For the first time, police officers will now be paying toward their own health care. The agreement also includes pay raises, which are between 4 and 4.7 percent and increased pension contributions which range between 1.85 and 5 percent. They also are receiving the Deferred Retirement Option Plan, which allows officers at the age of retirement to delay their retirement for up to three years.
New police hires will no longer be allowed free health care in their retirement, which is something current officers and their families are eligible to receive.
In regard to the pay increases, Pepe said “with what they’re paying and their contributions, that pay increase is really a net of about 3 percent all the way across the board.”
Pepe said in the short term, they’re paying a little more than they had hoped for, but 15 to 20 years down the road they will be saving the borough millions.
“At the end of the day, what we’re getting back from them is going to save the borough millions and millions of dollars,” Pepe said. “I think long term wise this is the most favorable contract the borough has ever negotiated with the police department.”
Councilman Wesley Barrett praised the contract, calling the “infrastructure and landscape” of the contract quite different than the direction taken with previous contracts. He said the “substantial tweaks and changes” in the contract will greatly help the borough financially down the road.
“Somebody once told me that when both sides feel like they lost, you had a fair contract,” Council President Brent Labenberg said. “We didn’t get everything we wanted, and they didn’t get everything they wanted.”
The five year contract starts Jan. 1, 2018 and ends Dec. 31, 2022.

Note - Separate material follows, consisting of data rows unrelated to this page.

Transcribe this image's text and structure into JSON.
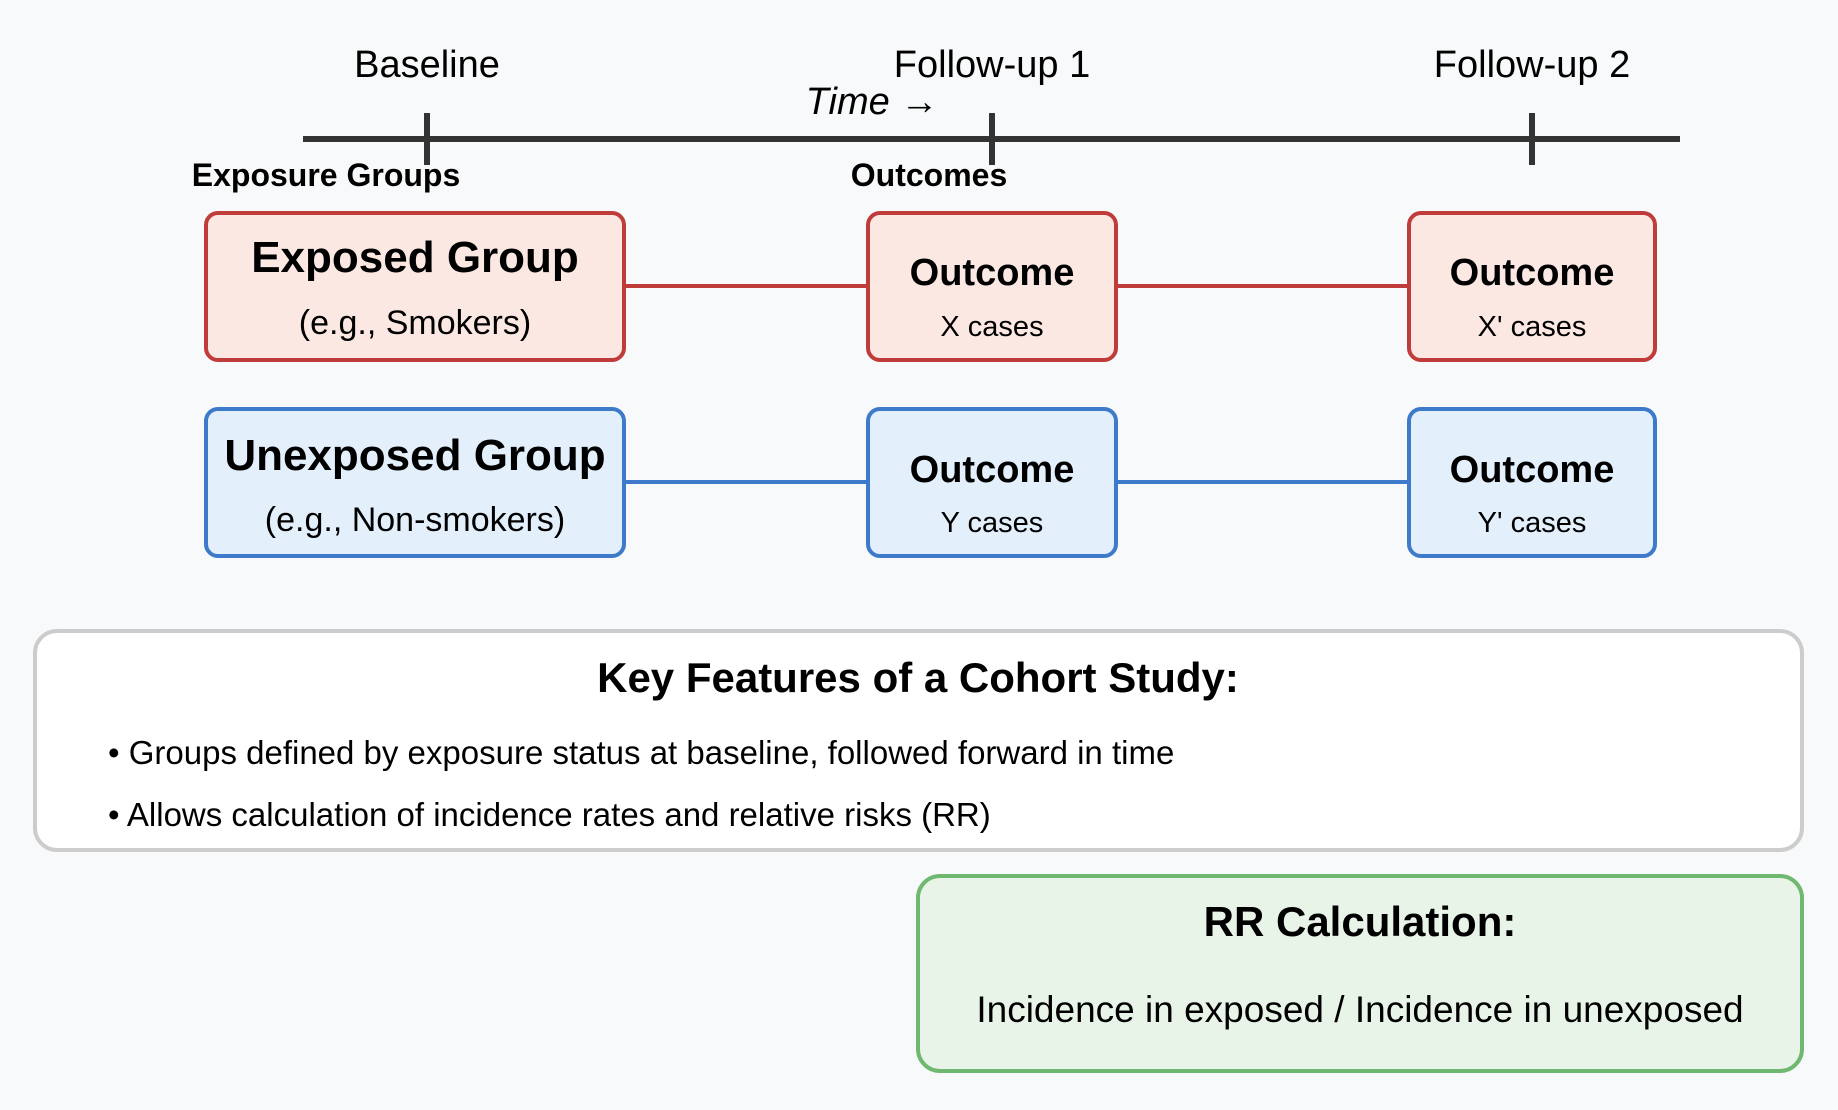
{
  "timeline": {
    "milestones": [
      "Baseline",
      "Follow-up 1",
      "Follow-up 2"
    ],
    "axis_label": "Time →",
    "column_headers": {
      "exposure": "Exposure Groups",
      "outcomes": "Outcomes"
    }
  },
  "groups": {
    "exposed": {
      "title": "Exposed Group",
      "example": "(e.g., Smokers)",
      "outcome1": {
        "title": "Outcome",
        "value": "X cases"
      },
      "outcome2": {
        "title": "Outcome",
        "value": "X' cases"
      }
    },
    "unexposed": {
      "title": "Unexposed Group",
      "example": "(e.g., Non-smokers)",
      "outcome1": {
        "title": "Outcome",
        "value": "Y cases"
      },
      "outcome2": {
        "title": "Outcome",
        "value": "Y' cases"
      }
    }
  },
  "key_features": {
    "title": "Key Features of a Cohort Study:",
    "items": [
      "• Groups defined by exposure status at baseline, followed forward in time",
      "• Allows calculation of incidence rates and relative risks (RR)"
    ]
  },
  "rr_box": {
    "title": "RR Calculation:",
    "formula": "Incidence in exposed / Incidence in unexposed"
  },
  "colors": {
    "exposed_fill": "#fce8e3",
    "exposed_stroke": "#c03c3a",
    "unexposed_fill": "#e3f0fc",
    "unexposed_stroke": "#3d7ac9",
    "timeline": "#333333",
    "features_stroke": "#cccccc",
    "rr_fill": "#e9f4e9",
    "rr_stroke": "#6fb86f"
  }
}
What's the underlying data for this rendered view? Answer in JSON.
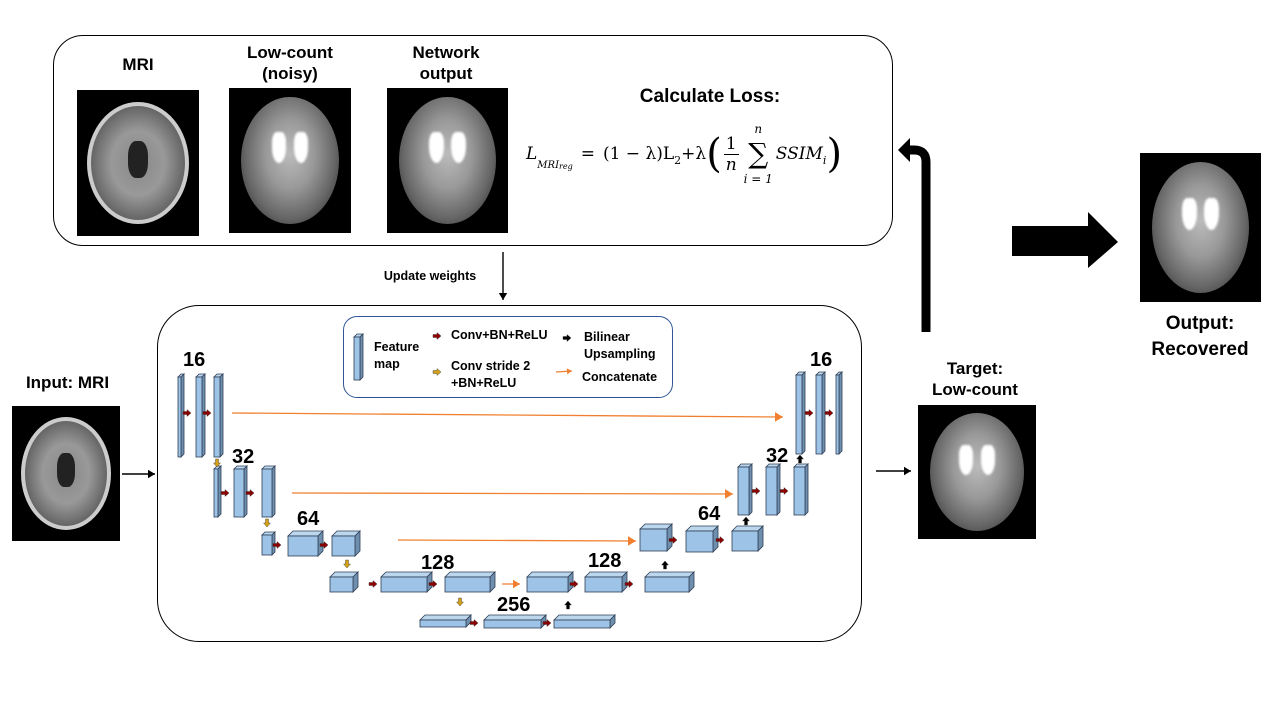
{
  "top_panel": {
    "images": [
      {
        "label": "MRI",
        "kind": "mri"
      },
      {
        "label": "Low-count\n(noisy)",
        "kind": "pet-noisy"
      },
      {
        "label": "Network\noutput",
        "kind": "pet"
      }
    ],
    "loss_title": "Calculate Loss:",
    "formula": {
      "lhs": "L",
      "lhs_sub": "MRI",
      "lhs_subsub": "reg",
      "eq": "=",
      "term1": "(1 − λ)L",
      "term1_sub": "2",
      "plus": "+λ",
      "frac_num": "1",
      "frac_den": "n",
      "sum_top": "n",
      "sum_bottom": "i = 1",
      "ssim": "SSIM",
      "ssim_sub": "i"
    }
  },
  "update_weights": "Update weights",
  "legend": {
    "feature_map": "Feature\nmap",
    "conv": "Conv+BN+ReLU",
    "conv_stride": "Conv stride 2\n+BN+ReLU",
    "upsampling": "Bilinear\nUpsampling",
    "concatenate": "Concatenate",
    "colors": {
      "conv": "#8b0000",
      "stride": "#d4a017",
      "upsample": "#000000",
      "concat": "#f08030",
      "feature": "#9dc3e6"
    }
  },
  "unet": {
    "channels_left": [
      "16",
      "32",
      "64",
      "128"
    ],
    "bottleneck": "256",
    "channels_right": [
      "128",
      "64",
      "32",
      "16"
    ]
  },
  "input_label": "Input: MRI",
  "target_label": "Target:\nLow-count",
  "output_label": "Output:\nRecovered"
}
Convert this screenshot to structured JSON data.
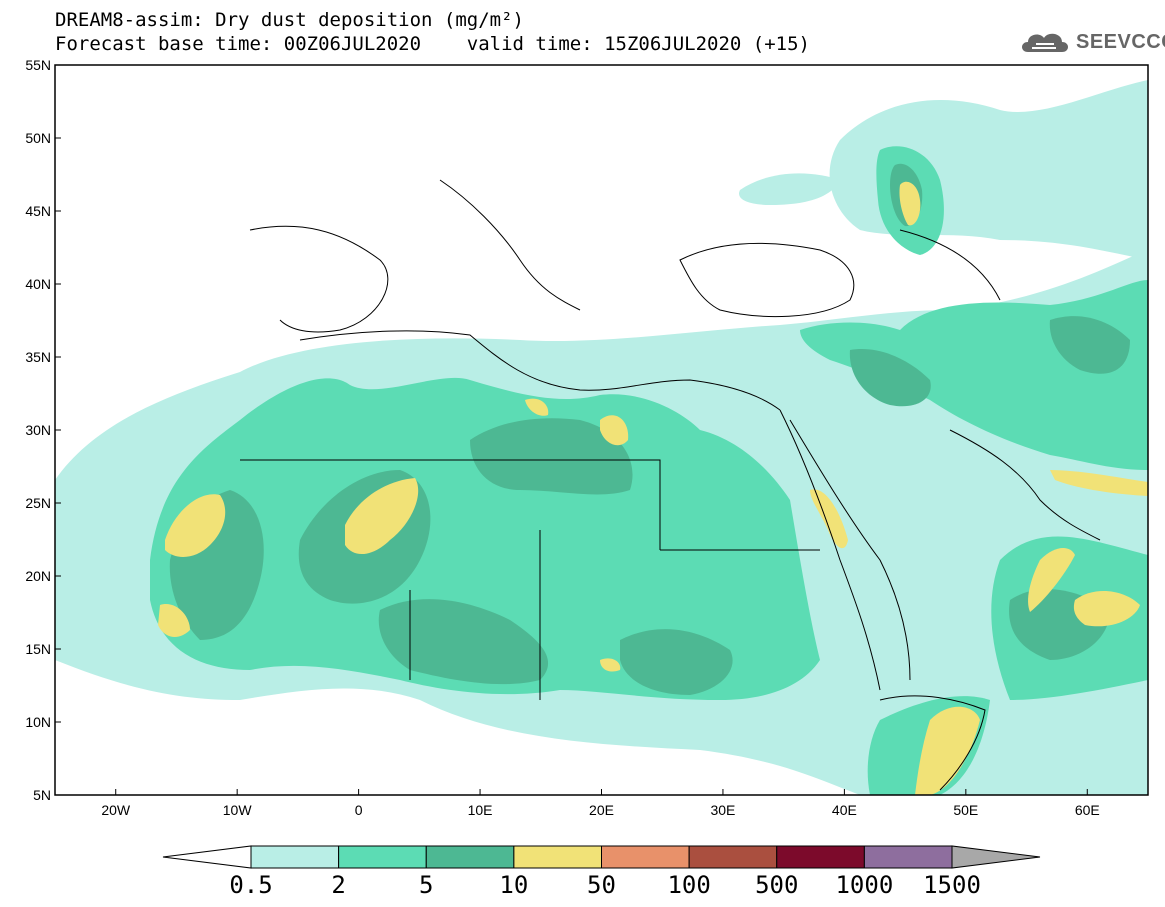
{
  "header": {
    "line1": "DREAM8-assim: Dry dust deposition (mg/m²)",
    "line2": "Forecast base time: 00Z06JUL2020    valid time: 15Z06JUL2020 (+15)"
  },
  "logo": {
    "text": "SEEVCCC",
    "icon": "cloud-icon",
    "color": "#666666"
  },
  "map": {
    "lat_range": [
      5,
      55
    ],
    "lon_range": [
      -25,
      65
    ],
    "lat_ticks": [
      "5N",
      "10N",
      "15N",
      "20N",
      "25N",
      "30N",
      "35N",
      "40N",
      "45N",
      "50N",
      "55N"
    ],
    "lon_ticks": [
      "20W",
      "10W",
      "0",
      "10E",
      "20E",
      "30E",
      "40E",
      "50E",
      "60E"
    ],
    "land_color": "#ffffff",
    "border_color": "#000000"
  },
  "legend": {
    "labels": [
      "0.5",
      "2",
      "5",
      "10",
      "50",
      "100",
      "500",
      "1000",
      "1500"
    ],
    "colors": [
      "#ffffff",
      "#b9eee6",
      "#5cdcb4",
      "#4db893",
      "#f1e277",
      "#e8916a",
      "#aa4f3f",
      "#7c0a2b",
      "#8e6e9e",
      "#a8a8a8"
    ]
  }
}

In other meeting news, council voted 7-0 in favor of hiring Dutchman Contracting for the construction of the public works pole building with a cost of $120,886.
Council voted 6-1 in favor of hiring John Zgura for the consulting service for the concrete of the building with a $13,000 fee. Labenberg voted against this saying he was in support of this project from the beginning stages, but he’s voting no because they will be taking money from the contingency fund.
“We seem to be dipping into the contingency fund a lot and I don’t like doing that,” he stated. “It’s there for a reason. It’s not a slush fund and I think if we really believe in this project, then we should come up with the money elsewhere from our budget and not from the contingency fund.”
Council voted 6-1 in favor of approving the total project cost of $153,173 with Labenberg opposing.
Ordinance 1162 passed its final reading which eliminates parking on portions of the south side of East Minor Street.
Mayor Winfield Iobst declared Oct. 8 to 14 as Fire Prevention Week in Emmaus.
Brittney Stephens was appointed to the Emmaus Arts Commission with a term expiring Feb. 2, 2019.